In 1996 something special happened, as Ducati became conscious of itself and its international value. A change in management, the launch of milestone models like the 916 and the Monster, and success in the Superbike championship all led to a new awareness, and new international visibility. To complete this evolution, a change of pace was needed, also in terms of branding. The need to define and cultivate brand values and construct a clear brand statement led Ducati to contact Massimo Vignelli, to create what was then known as a “Visual Identification Programme”.

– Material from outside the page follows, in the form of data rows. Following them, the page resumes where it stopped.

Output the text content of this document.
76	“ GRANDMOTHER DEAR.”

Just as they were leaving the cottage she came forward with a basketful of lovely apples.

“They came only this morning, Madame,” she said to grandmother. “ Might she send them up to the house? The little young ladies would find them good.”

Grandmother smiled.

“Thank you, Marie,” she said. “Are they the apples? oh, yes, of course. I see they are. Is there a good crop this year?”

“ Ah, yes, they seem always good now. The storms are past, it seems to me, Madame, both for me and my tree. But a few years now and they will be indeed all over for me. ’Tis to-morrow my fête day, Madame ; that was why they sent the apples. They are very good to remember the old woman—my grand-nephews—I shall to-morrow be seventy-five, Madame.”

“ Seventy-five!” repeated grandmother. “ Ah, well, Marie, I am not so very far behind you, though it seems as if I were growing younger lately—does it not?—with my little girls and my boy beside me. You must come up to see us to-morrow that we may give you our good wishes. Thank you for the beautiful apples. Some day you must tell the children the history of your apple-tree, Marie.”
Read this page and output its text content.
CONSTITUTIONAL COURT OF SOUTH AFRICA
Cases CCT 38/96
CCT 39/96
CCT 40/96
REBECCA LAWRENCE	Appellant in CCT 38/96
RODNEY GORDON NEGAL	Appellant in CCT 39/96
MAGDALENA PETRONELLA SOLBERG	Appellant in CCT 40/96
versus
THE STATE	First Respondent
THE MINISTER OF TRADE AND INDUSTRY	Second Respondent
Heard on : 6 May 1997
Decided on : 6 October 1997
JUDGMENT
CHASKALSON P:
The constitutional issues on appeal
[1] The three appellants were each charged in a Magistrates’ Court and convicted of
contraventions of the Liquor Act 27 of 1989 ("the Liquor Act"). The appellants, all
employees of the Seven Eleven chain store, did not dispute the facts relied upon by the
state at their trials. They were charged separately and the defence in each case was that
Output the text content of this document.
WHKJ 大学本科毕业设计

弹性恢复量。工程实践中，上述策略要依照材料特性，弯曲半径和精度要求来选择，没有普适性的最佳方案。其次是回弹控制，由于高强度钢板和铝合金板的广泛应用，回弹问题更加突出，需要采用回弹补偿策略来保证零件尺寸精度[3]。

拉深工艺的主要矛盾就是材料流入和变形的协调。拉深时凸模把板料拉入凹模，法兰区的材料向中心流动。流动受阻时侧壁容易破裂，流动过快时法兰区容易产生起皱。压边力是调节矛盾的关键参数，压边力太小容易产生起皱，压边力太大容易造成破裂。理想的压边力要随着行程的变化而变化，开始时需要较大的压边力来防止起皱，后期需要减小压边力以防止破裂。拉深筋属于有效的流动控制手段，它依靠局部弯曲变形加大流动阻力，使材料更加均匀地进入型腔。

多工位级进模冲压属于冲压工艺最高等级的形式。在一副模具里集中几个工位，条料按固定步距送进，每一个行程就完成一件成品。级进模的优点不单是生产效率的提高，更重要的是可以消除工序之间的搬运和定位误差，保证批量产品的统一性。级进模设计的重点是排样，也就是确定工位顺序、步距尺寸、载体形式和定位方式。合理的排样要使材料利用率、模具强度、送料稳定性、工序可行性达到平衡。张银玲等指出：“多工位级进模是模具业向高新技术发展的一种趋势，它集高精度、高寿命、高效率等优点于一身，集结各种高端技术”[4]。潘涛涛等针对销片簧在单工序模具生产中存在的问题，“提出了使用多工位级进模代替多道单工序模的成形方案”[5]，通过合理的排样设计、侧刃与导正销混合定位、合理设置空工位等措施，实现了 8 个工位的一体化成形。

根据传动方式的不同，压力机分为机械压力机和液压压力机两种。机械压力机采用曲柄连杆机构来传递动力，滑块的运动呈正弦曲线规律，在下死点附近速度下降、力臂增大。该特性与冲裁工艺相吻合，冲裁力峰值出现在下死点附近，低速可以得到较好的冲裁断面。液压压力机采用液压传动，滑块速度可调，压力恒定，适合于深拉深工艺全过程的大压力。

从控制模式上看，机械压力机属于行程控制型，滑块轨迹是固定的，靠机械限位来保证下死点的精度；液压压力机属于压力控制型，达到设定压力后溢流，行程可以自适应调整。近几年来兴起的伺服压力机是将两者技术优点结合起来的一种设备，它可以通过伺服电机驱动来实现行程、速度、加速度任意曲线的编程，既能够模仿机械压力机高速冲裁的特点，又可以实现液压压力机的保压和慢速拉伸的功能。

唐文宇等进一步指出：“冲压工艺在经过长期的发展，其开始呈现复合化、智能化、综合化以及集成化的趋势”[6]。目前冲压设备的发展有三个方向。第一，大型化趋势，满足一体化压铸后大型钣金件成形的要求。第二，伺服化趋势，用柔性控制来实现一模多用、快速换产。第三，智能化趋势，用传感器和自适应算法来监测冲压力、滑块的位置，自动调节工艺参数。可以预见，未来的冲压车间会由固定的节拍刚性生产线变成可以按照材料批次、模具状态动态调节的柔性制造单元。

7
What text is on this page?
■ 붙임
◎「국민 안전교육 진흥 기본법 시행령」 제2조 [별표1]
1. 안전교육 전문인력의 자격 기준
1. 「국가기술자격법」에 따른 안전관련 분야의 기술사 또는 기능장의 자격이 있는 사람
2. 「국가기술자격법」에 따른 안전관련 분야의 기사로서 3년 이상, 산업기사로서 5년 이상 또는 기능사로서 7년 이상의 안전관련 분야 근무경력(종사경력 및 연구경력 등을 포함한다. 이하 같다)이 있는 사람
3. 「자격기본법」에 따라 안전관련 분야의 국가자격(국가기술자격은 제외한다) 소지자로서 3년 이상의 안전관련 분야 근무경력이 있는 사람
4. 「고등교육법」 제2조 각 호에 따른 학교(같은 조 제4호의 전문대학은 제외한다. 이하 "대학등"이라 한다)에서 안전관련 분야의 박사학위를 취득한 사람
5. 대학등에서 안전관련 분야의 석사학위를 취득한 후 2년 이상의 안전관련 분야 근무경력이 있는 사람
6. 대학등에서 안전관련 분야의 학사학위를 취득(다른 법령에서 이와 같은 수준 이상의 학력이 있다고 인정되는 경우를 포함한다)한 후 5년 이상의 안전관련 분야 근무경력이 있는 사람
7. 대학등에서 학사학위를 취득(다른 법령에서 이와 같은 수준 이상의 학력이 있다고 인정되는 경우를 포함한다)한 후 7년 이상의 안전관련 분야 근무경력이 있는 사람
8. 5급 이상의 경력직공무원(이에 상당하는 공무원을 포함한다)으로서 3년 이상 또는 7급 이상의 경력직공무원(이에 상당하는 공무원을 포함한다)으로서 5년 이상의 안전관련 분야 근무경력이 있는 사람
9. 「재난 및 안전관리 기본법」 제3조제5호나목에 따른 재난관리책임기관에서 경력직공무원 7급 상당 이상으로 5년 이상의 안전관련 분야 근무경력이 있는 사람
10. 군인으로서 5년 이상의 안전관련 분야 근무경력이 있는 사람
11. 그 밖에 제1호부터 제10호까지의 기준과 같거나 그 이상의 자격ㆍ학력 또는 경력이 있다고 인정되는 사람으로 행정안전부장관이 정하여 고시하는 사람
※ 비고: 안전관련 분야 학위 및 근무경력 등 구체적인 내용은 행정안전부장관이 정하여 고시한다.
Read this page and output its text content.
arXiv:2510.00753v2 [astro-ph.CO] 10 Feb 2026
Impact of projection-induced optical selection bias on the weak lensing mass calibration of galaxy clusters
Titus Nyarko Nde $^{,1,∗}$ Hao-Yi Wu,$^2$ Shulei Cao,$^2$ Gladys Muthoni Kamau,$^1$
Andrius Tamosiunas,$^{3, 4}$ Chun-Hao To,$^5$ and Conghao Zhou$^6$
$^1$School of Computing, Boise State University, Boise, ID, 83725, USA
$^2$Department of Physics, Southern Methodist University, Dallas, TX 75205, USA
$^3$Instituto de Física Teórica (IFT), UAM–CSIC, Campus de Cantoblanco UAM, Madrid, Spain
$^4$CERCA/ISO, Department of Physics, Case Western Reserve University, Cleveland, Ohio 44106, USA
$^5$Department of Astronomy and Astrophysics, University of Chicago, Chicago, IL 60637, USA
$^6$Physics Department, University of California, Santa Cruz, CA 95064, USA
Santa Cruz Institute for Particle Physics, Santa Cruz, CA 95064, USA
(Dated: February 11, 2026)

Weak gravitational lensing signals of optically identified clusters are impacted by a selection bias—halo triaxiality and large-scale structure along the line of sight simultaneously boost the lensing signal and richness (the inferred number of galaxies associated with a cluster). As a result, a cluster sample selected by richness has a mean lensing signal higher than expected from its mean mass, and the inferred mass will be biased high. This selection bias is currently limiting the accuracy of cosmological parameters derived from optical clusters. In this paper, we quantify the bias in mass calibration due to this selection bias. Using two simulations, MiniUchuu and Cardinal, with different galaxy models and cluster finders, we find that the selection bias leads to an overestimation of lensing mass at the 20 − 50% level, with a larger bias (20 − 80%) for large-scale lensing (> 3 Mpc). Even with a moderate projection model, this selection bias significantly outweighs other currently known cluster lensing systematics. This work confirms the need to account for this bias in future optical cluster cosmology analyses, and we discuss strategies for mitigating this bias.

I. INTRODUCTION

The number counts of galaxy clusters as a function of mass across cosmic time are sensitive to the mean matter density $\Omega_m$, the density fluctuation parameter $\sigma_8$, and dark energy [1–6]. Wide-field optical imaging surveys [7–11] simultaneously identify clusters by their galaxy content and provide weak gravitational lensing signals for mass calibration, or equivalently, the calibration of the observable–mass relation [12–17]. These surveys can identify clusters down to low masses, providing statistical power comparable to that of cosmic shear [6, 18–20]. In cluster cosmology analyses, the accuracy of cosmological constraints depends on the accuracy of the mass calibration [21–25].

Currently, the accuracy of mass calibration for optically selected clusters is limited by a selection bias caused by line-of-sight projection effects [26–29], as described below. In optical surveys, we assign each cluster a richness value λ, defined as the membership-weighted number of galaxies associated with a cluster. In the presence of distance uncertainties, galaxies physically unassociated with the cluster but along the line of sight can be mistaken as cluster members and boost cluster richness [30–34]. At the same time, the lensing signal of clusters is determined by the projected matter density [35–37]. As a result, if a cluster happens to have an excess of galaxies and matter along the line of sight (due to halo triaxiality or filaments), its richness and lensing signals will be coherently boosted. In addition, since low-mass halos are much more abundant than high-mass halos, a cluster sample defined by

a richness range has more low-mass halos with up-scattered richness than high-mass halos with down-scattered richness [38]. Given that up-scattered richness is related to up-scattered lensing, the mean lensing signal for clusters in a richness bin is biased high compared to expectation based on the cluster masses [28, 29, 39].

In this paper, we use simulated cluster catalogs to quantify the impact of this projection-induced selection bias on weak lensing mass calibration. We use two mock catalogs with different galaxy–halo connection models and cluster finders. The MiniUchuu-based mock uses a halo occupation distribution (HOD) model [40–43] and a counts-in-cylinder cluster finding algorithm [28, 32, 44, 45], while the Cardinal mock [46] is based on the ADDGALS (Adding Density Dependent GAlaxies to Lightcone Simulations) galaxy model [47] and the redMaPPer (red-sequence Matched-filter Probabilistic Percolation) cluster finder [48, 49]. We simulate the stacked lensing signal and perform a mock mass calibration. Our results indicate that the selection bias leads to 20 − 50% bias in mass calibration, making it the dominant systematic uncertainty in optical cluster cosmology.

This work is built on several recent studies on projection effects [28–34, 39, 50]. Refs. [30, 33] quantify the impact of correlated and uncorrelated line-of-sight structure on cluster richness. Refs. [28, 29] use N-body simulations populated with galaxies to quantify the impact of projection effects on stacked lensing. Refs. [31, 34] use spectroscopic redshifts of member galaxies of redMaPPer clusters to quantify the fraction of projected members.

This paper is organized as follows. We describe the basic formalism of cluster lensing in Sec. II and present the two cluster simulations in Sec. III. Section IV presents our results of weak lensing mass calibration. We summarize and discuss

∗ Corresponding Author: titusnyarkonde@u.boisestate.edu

Turning style into a code.
The fact that the visual identity product was defined as a “programme” and not a “manual” speaks volumes. This brand definition activity marked a beginning for Ducati, not an end. There was a real desire to embark on a path of growth and international positioning and, for the first time, the company realised that “The strength of impact of our identity is directly proportional to the coherence of visual communication we will develop.”
Making a statement.
This is how the 1996 Ducati brand was born, a comprehensive company image that was both modern and timeless, and firmly rooted in the Italian tradition. The new logo, developed in collaboration with the Ducati Graphics Office, made its debut on all models built in 1998. The logo, inspired by gems such as the 1970 450 Desmo, recalled the modern characters that had appeared on the 750 Sport, the star of the historic Imola win in 1972. The brand, a meaningful dynamic “D”, was taken directly from the classic Ducati eagle that was found on the much-loved Diana, Daytona and Mach from the Sixties.
Fuel the evolution.
Evolution has been ongoing in Ducati. And yet part of the image revolution designed by Massimo still lives on today. In a practical sense, in the logotype, but also in the meticulous attention Ducati pays to its style identity, as if it were its most precious asset.
If you do it right, it will last forever.
As of the Sixties, Massimo Vignelli was a key figure behind the modernisation of international graphics, particularly with the spread of the modernist methodology at the hands of Unimark International. In 1972, two years after having worked on the corporate image of the entire New York transport system together with his colleague and partner Bob Noorda, Vignelli created the famous New York metro map, an abstract diagram of the metro network where each line is identified by a different colour and each stop is represented by a spot. The map is considered by many to be Vignelli’s opus magnum and is part of collections at various museums, including the permanent collection at the Museum of Modern Art (MoMA) in New York.
A design that never sleeps.
The map is particularly admired by designers, who appreciate the extreme formal purity and clear information, the result of abstract space and the brilliant use of geometry. But the entire aesthetic of the map still influences the collective imagination today. And it’s impossible to cross New York without realising the impact the metro’s graphic system has had on the appearance of the entire city. The 1970 map is no longer in use but, like any true design project, Vignelli’s signature has left its mark on New York.